In light of the Kodiak case, buyers and their counsel should consider the following:

  • For private equity firms and other buyers with existing businesses/portfolio companies in different industries and geographies, the Kodiak case shows that they cannot rely on “sale of the business” restrictive covenants to cover/protect their preexisting businesses and assets. Despite the wider latitude given to “sale of the business” restrictive covenants, the court determined that the restrictive covenants in Kodiak were overbroad in relation to the legitimate business interests they were intended to protect.  In the context of the sale of a business, the court made clear that a buyer’s legitimate business interests are limited to the assets/goodwill and information that the buyer obtained in the acquisition.
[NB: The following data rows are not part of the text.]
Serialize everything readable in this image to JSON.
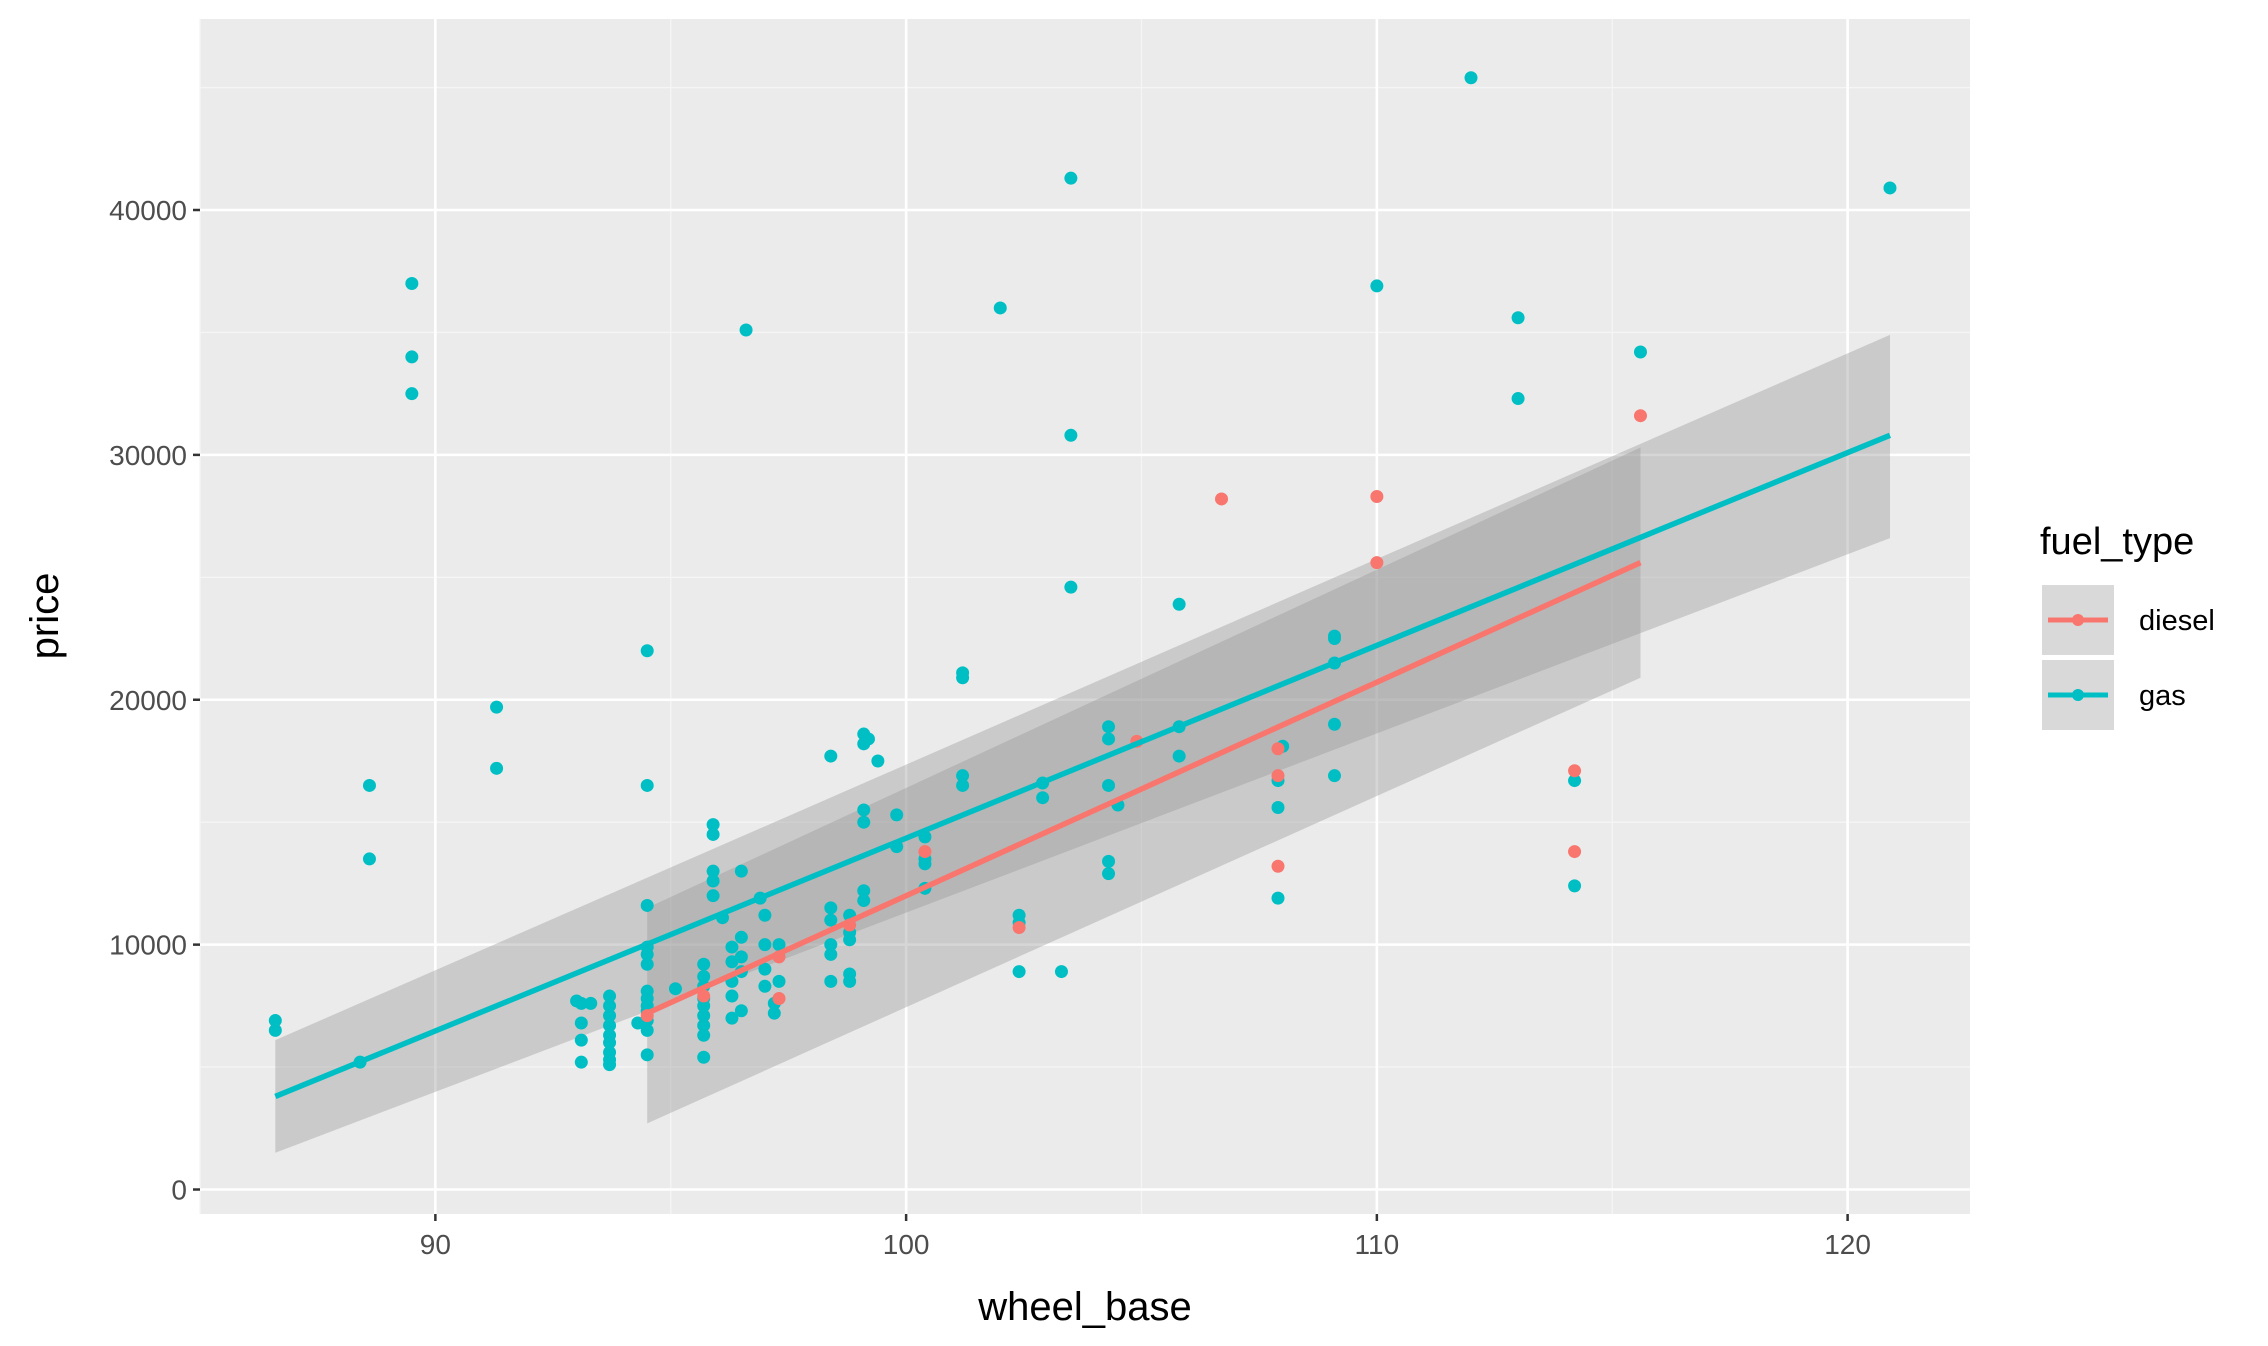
{
  "chart_data": {
    "type": "scatter",
    "xlabel": "wheel_base",
    "ylabel": "price",
    "xlim": [
      85,
      122.6
    ],
    "ylim": [
      -1000,
      47800
    ],
    "x_ticks": [
      90,
      100,
      110,
      120
    ],
    "y_ticks": [
      0,
      10000,
      20000,
      30000,
      40000
    ],
    "x_tick_labels": [
      "90",
      "100",
      "110",
      "120"
    ],
    "y_tick_labels": [
      "0",
      "10000",
      "20000",
      "30000",
      "40000"
    ],
    "grid": true,
    "legend": {
      "title": "fuel_type",
      "placement": "right",
      "entries": [
        "diesel",
        "gas"
      ]
    },
    "series": [
      {
        "name": "diesel",
        "color": "#F8766D",
        "points": [
          [
            94.5,
            7100
          ],
          [
            95.7,
            7900
          ],
          [
            97.3,
            7800
          ],
          [
            97.3,
            9500
          ],
          [
            98.8,
            10800
          ],
          [
            100.4,
            13800
          ],
          [
            102.4,
            10700
          ],
          [
            104.9,
            18300
          ],
          [
            106.7,
            28200
          ],
          [
            107.9,
            18000
          ],
          [
            107.9,
            16900
          ],
          [
            107.9,
            13200
          ],
          [
            110.0,
            28300
          ],
          [
            110.0,
            25600
          ],
          [
            114.2,
            17100
          ],
          [
            114.2,
            13800
          ],
          [
            115.6,
            31600
          ]
        ],
        "fit": {
          "x": [
            94.5,
            115.6
          ],
          "y": [
            7200,
            25600
          ],
          "lower": [
            2700,
            20900
          ],
          "upper": [
            11500,
            30300
          ]
        }
      },
      {
        "name": "gas",
        "color": "#00BFC4",
        "points": [
          [
            86.6,
            6900
          ],
          [
            86.6,
            6500
          ],
          [
            88.4,
            5200
          ],
          [
            88.6,
            16500
          ],
          [
            88.6,
            13500
          ],
          [
            89.5,
            37000
          ],
          [
            89.5,
            34000
          ],
          [
            89.5,
            32500
          ],
          [
            91.3,
            19700
          ],
          [
            91.3,
            17200
          ],
          [
            93.0,
            7700
          ],
          [
            93.1,
            7600
          ],
          [
            93.1,
            6800
          ],
          [
            93.1,
            6100
          ],
          [
            93.1,
            5200
          ],
          [
            93.3,
            7600
          ],
          [
            93.7,
            7900
          ],
          [
            93.7,
            7500
          ],
          [
            93.7,
            7100
          ],
          [
            93.7,
            6700
          ],
          [
            93.7,
            6300
          ],
          [
            93.7,
            6000
          ],
          [
            93.7,
            5600
          ],
          [
            93.7,
            5300
          ],
          [
            93.7,
            5100
          ],
          [
            94.3,
            6800
          ],
          [
            94.5,
            22000
          ],
          [
            94.5,
            16500
          ],
          [
            94.5,
            11600
          ],
          [
            94.5,
            9900
          ],
          [
            94.5,
            9600
          ],
          [
            94.5,
            9200
          ],
          [
            94.5,
            8100
          ],
          [
            94.5,
            7800
          ],
          [
            94.5,
            7500
          ],
          [
            94.5,
            7300
          ],
          [
            94.5,
            6900
          ],
          [
            94.5,
            6500
          ],
          [
            94.5,
            5500
          ],
          [
            95.1,
            8200
          ],
          [
            95.7,
            9200
          ],
          [
            95.7,
            8700
          ],
          [
            95.7,
            8300
          ],
          [
            95.7,
            7800
          ],
          [
            95.7,
            7500
          ],
          [
            95.7,
            7100
          ],
          [
            95.7,
            6700
          ],
          [
            95.7,
            6300
          ],
          [
            95.7,
            5400
          ],
          [
            95.9,
            14900
          ],
          [
            95.9,
            14500
          ],
          [
            95.9,
            13000
          ],
          [
            95.9,
            12600
          ],
          [
            95.9,
            12000
          ],
          [
            96.1,
            11100
          ],
          [
            96.3,
            9900
          ],
          [
            96.3,
            9300
          ],
          [
            96.3,
            8500
          ],
          [
            96.3,
            7900
          ],
          [
            96.3,
            7000
          ],
          [
            96.5,
            13000
          ],
          [
            96.5,
            10300
          ],
          [
            96.5,
            9500
          ],
          [
            96.5,
            8900
          ],
          [
            96.5,
            7300
          ],
          [
            96.6,
            35100
          ],
          [
            96.9,
            11900
          ],
          [
            97.0,
            11200
          ],
          [
            97.0,
            10000
          ],
          [
            97.0,
            9000
          ],
          [
            97.0,
            8300
          ],
          [
            97.2,
            7600
          ],
          [
            97.2,
            7200
          ],
          [
            97.3,
            10000
          ],
          [
            97.3,
            8500
          ],
          [
            98.4,
            17700
          ],
          [
            98.4,
            11500
          ],
          [
            98.4,
            11000
          ],
          [
            98.4,
            10000
          ],
          [
            98.4,
            9600
          ],
          [
            98.4,
            8500
          ],
          [
            98.8,
            11200
          ],
          [
            98.8,
            10500
          ],
          [
            98.8,
            10200
          ],
          [
            98.8,
            8800
          ],
          [
            98.8,
            8500
          ],
          [
            99.1,
            18600
          ],
          [
            99.1,
            18200
          ],
          [
            99.1,
            15500
          ],
          [
            99.1,
            15000
          ],
          [
            99.1,
            12200
          ],
          [
            99.1,
            11800
          ],
          [
            99.2,
            18400
          ],
          [
            99.4,
            17500
          ],
          [
            99.8,
            15300
          ],
          [
            99.8,
            14000
          ],
          [
            100.4,
            14400
          ],
          [
            100.4,
            13500
          ],
          [
            100.4,
            13300
          ],
          [
            100.4,
            12300
          ],
          [
            101.2,
            21100
          ],
          [
            101.2,
            20900
          ],
          [
            101.2,
            16900
          ],
          [
            101.2,
            16500
          ],
          [
            102.0,
            36000
          ],
          [
            102.4,
            11200
          ],
          [
            102.4,
            10900
          ],
          [
            102.4,
            8900
          ],
          [
            102.9,
            16600
          ],
          [
            102.9,
            16000
          ],
          [
            103.3,
            8900
          ],
          [
            103.5,
            41300
          ],
          [
            103.5,
            30800
          ],
          [
            103.5,
            24600
          ],
          [
            104.3,
            18900
          ],
          [
            104.3,
            18400
          ],
          [
            104.3,
            16500
          ],
          [
            104.3,
            13400
          ],
          [
            104.3,
            12900
          ],
          [
            104.5,
            15700
          ],
          [
            105.8,
            23900
          ],
          [
            105.8,
            18900
          ],
          [
            105.8,
            17700
          ],
          [
            108.0,
            18100
          ],
          [
            107.9,
            16700
          ],
          [
            107.9,
            15600
          ],
          [
            107.9,
            11900
          ],
          [
            109.1,
            22600
          ],
          [
            109.1,
            22500
          ],
          [
            109.1,
            21500
          ],
          [
            109.1,
            19000
          ],
          [
            109.1,
            16900
          ],
          [
            110.0,
            36900
          ],
          [
            112.0,
            45400
          ],
          [
            113.0,
            35600
          ],
          [
            113.0,
            32300
          ],
          [
            114.2,
            16700
          ],
          [
            114.2,
            12400
          ],
          [
            115.6,
            34200
          ],
          [
            120.9,
            40900
          ]
        ],
        "fit": {
          "x": [
            86.6,
            120.9
          ],
          "y": [
            3800,
            30800
          ],
          "lower": [
            1500,
            26600
          ],
          "upper": [
            6100,
            34900
          ]
        }
      }
    ]
  }
}
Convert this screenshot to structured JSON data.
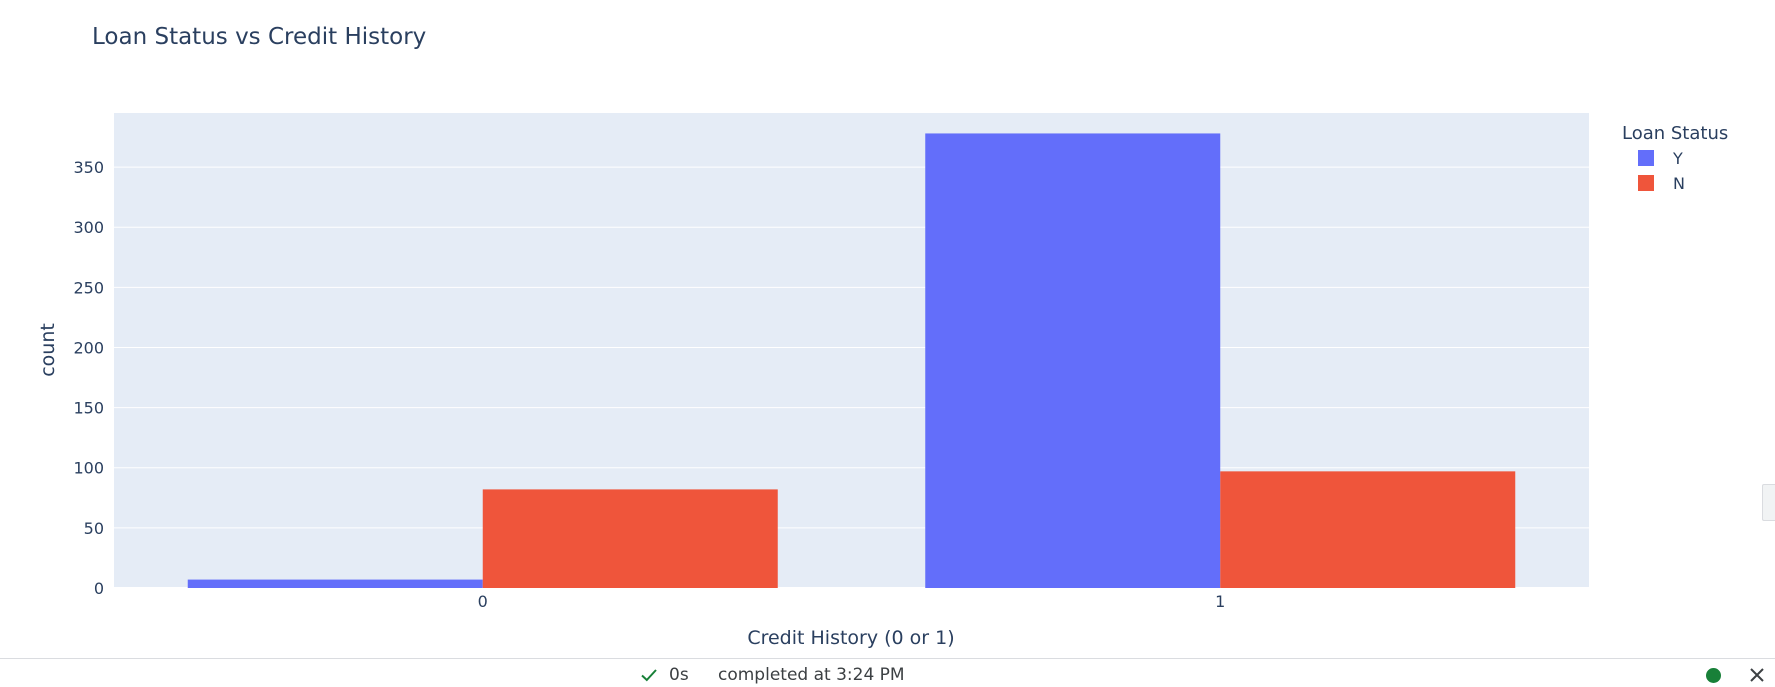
{
  "chart_data": {
    "type": "bar",
    "title": "Loan Status vs Credit History",
    "xlabel": "Credit History (0 or 1)",
    "ylabel": "count",
    "categories": [
      "0",
      "1"
    ],
    "series": [
      {
        "name": "Y",
        "values": [
          7,
          378
        ],
        "color": "#636efa"
      },
      {
        "name": "N",
        "values": [
          82,
          97
        ],
        "color": "#ef553b"
      }
    ],
    "ylim": [
      0,
      395
    ],
    "yticks": [
      0,
      50,
      100,
      150,
      200,
      250,
      300,
      350
    ],
    "legend_title": "Loan Status",
    "legend_position": "top-right",
    "grid": true,
    "plot_bg": "#e5ecf6"
  },
  "status_bar": {
    "duration": "0s",
    "completed_text": "completed at 3:24 PM",
    "check_icon": "check-icon",
    "status_dot_color": "#188038",
    "close_icon": "close-icon"
  }
}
  • If Kodiak stands, the typical boilerplate language included in restrictive covenants regarding reasonableness becomes inconsequential in Delaware. As a matter of public policy, Delaware courts will always review the reasonableness of restrictive covenants, despite the presence of an acknowledgment by the restricted party of the reasonableness and necessity of the restrictions or a waiver of any issue of reasonableness as a defense.  The court also declined to “blue pencil” the agreement, despite language in the agreement explicitly permitting it to do so.  A buyer cannot assume that the court will save an overly-broad restrictive covenant by imposing reasonable conditions.
  • Be careful what you ask for, even if the restricted party agrees to it. Buyers should carefully consider and identify which legitimate business interests require protection via restrictive covenants.  While this more disciplined approach may leave some protection on the table, an overbroad set of restrictive covenants could leave the buyer with no protections at all.